The United States Substance Abuse and Mental Health Services Administration report was released by the White House Office of National Drug Control Policy. The report called prescription drug abuse the country’s fastest-growing drug problem. The new information follows a Florida report showing that the prescription drug oxycodone last year killed a record number of Floridians, especially in Pinellas and Pasco counties.
This distressing news is nothing new to staff and patients at the Drug Abuse Comprehensive Coordinating Office in east Tampa. The DACCO program offers counseling and opiate detox with methadone and suboxone. Of the more than 400 people currently in the program, about 80 percent were abusing prescription pain pills instead of heroin.
"(They think) ‘I’m more status-bound if I’m taking a pill. I’m not like the junkies," said Keith Carpenter, director of opiate detox treatment. "It’s the same effect. It does the same devastation."
Carpenter said the roxicodone or oxycodone can be more easily obtained by addicts than heroin in the South. As a result, these drugs have earned the nickname "hillbilly heroin." Many addicts will crush, snort and even inject the medications into their veins to get a faster high.
"Your stomach feels like you’ve got forks in it, twisting it. Your muscles, your organs are just sitting there, grinding away, because you’re not feeding your body what it wants," said Karalyn Goldberg. Goldberg, 39, is nearing the end of her treatment in DACCO’s residential drug treatment program. It is her third attempt at treatment. Both she and her husband became addicted to pain pills after they had accidents. After four years, they lost custody of their two daughters and ended up homeless and on the streets.
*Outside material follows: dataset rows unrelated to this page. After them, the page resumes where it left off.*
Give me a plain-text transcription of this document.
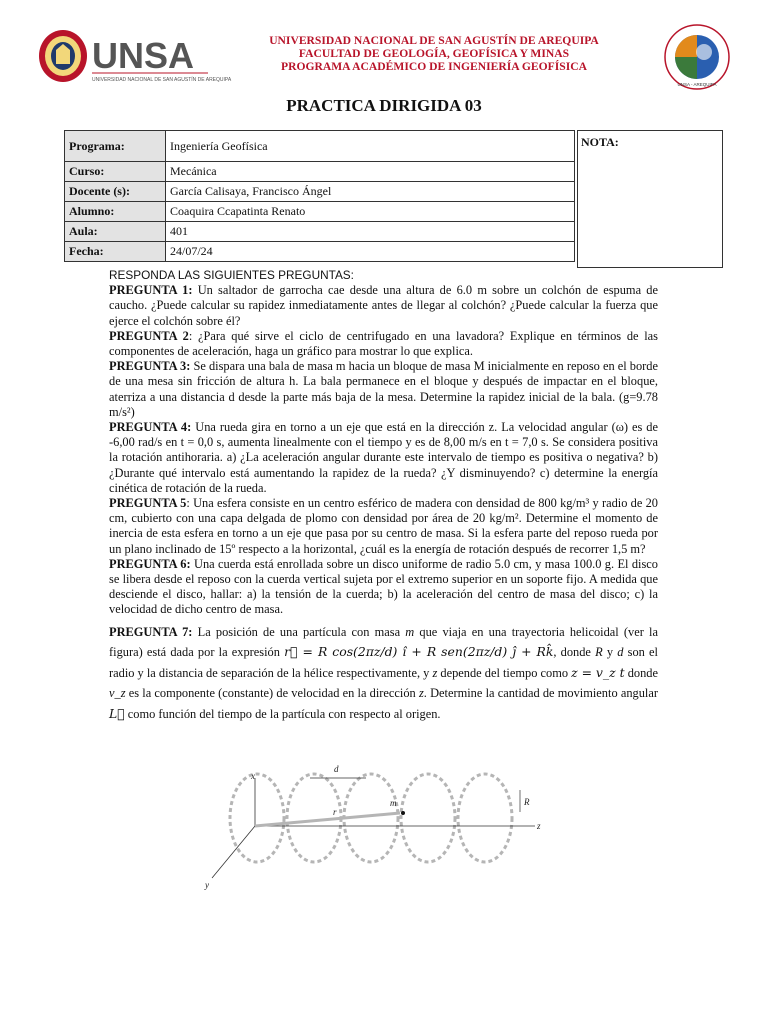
UNSA
UNIVERSIDAD NACIONAL DE SAN AGUSTÍN DE AREQUIPA
UNIVERSIDAD NACIONAL DE SAN AGUSTÍN DE AREQUIPA
FACULTAD DE GEOLOGÍA, GEOFÍSICA Y MINAS
PROGRAMA ACADÉMICO DE INGENIERÍA GEOFÍSICA
UNSA - AREQUIPA
PRACTICA DIRIGIDA 03
Programa:	Ingeniería Geofísica
Curso:	Mecánica
Docente (s):	García Calisaya, Francisco Ángel
Alumno:	Coaquira Ccapatinta Renato
Aula:	401
Fecha:	24/07/24
NOTA:

RESPONDA LAS SIGUIENTES PREGUNTAS:

PREGUNTA 1: Un saltador de garrocha cae desde una altura de 6.0 m sobre un colchón de espuma de caucho. ¿Puede calcular su rapidez inmediatamente antes de llegar al colchón? ¿Puede calcular la fuerza que ejerce el colchón sobre él?

PREGUNTA 2: ¿Para qué sirve el ciclo de centrifugado en una lavadora? Explique en términos de las componentes de aceleración, haga un gráfico para mostrar lo que explica.

PREGUNTA 3: Se dispara una bala de masa m hacia un bloque de masa M inicialmente en reposo en el borde de una mesa sin fricción de altura h. La bala permanece en el bloque y después de impactar en el bloque, aterriza a una distancia d desde la parte más baja de la mesa. Determine la rapidez inicial de la bala. (g=9.78 m/s²)

PREGUNTA 4: Una rueda gira en torno a un eje que está en la dirección z. La velocidad angular (ω) es de -6,00 rad/s en t = 0,0 s, aumenta linealmente con el tiempo y es de 8,00 m/s en t = 7,0 s. Se considera positiva la rotación antihoraria. a) ¿La aceleración angular durante este intervalo de tiempo es positiva o negativa? b) ¿Durante qué intervalo está aumentando la rapidez de la rueda? ¿Y disminuyendo? c) determine la energía cinética de rotación de la rueda.

PREGUNTA 5: Una esfera consiste en un centro esférico de madera con densidad de 800 kg/m³ y radio de 20 cm, cubierto con una capa delgada de plomo con densidad por área de 20 kg/m². Determine el momento de inercia de esta esfera en torno a un eje que pasa por su centro de masa. Si la esfera parte del reposo rueda por un plano inclinado de 15º respecto a la horizontal, ¿cuál es la energía de rotación después de recorrer 1,5 m?

PREGUNTA 6: Una cuerda está enrollada sobre un disco uniforme de radio 5.0 cm, y masa 100.0 g. El disco se libera desde el reposo con la cuerda vertical sujeta por el extremo superior en un soporte fijo. A medida que desciende el disco, hallar: a) la tensión de la cuerda; b) la aceleración del centro de masa del disco; c) la velocidad de dicho centro de masa.

PREGUNTA 7: La posición de una partícula con masa m que viaja en una trayectoria helicoidal (ver la figura) está dada por la expresión r⃗ = R cos(2πz/d) î + R sen(2πz/d) ĵ + Rk̂, donde R y d son el radio y la distancia de separación de la hélice respectivamente, y z depende del tiempo como z = v_z t donde v_z es la componente (constante) de velocidad en la dirección z. Determine la cantidad de movimiento angular L⃗ como función del tiempo de la partícula con respecto al origen.

x
y
z
d
R
r⃗
m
"The pills were right there on the street," Goldberg said. "You can buy them anywhere. You didn’t have to fill a prescription. We had a cell phone full of numbers. It was nothing but people with pills."
The effort to fight prescription drug abuse in Florida has resulted in high-profile police raids on pain clinics. The legislature has passed new laws designed to curb doctor shopping and to punish physicians prescribing drugs illegally. Law enforcement is devoting more time and resources to catching abusers of pain medication.
The abuse of prescription drugs is affecting every demographic group, though admissions for opiate detox among whites increased 350 percent.
Carpenter, the DACCO director, knows that recovery is more than opiate detox.
"You need some support to help you negotiate life as you come off these various drugs, because, let’s face it, there is a reason you did it in the first place."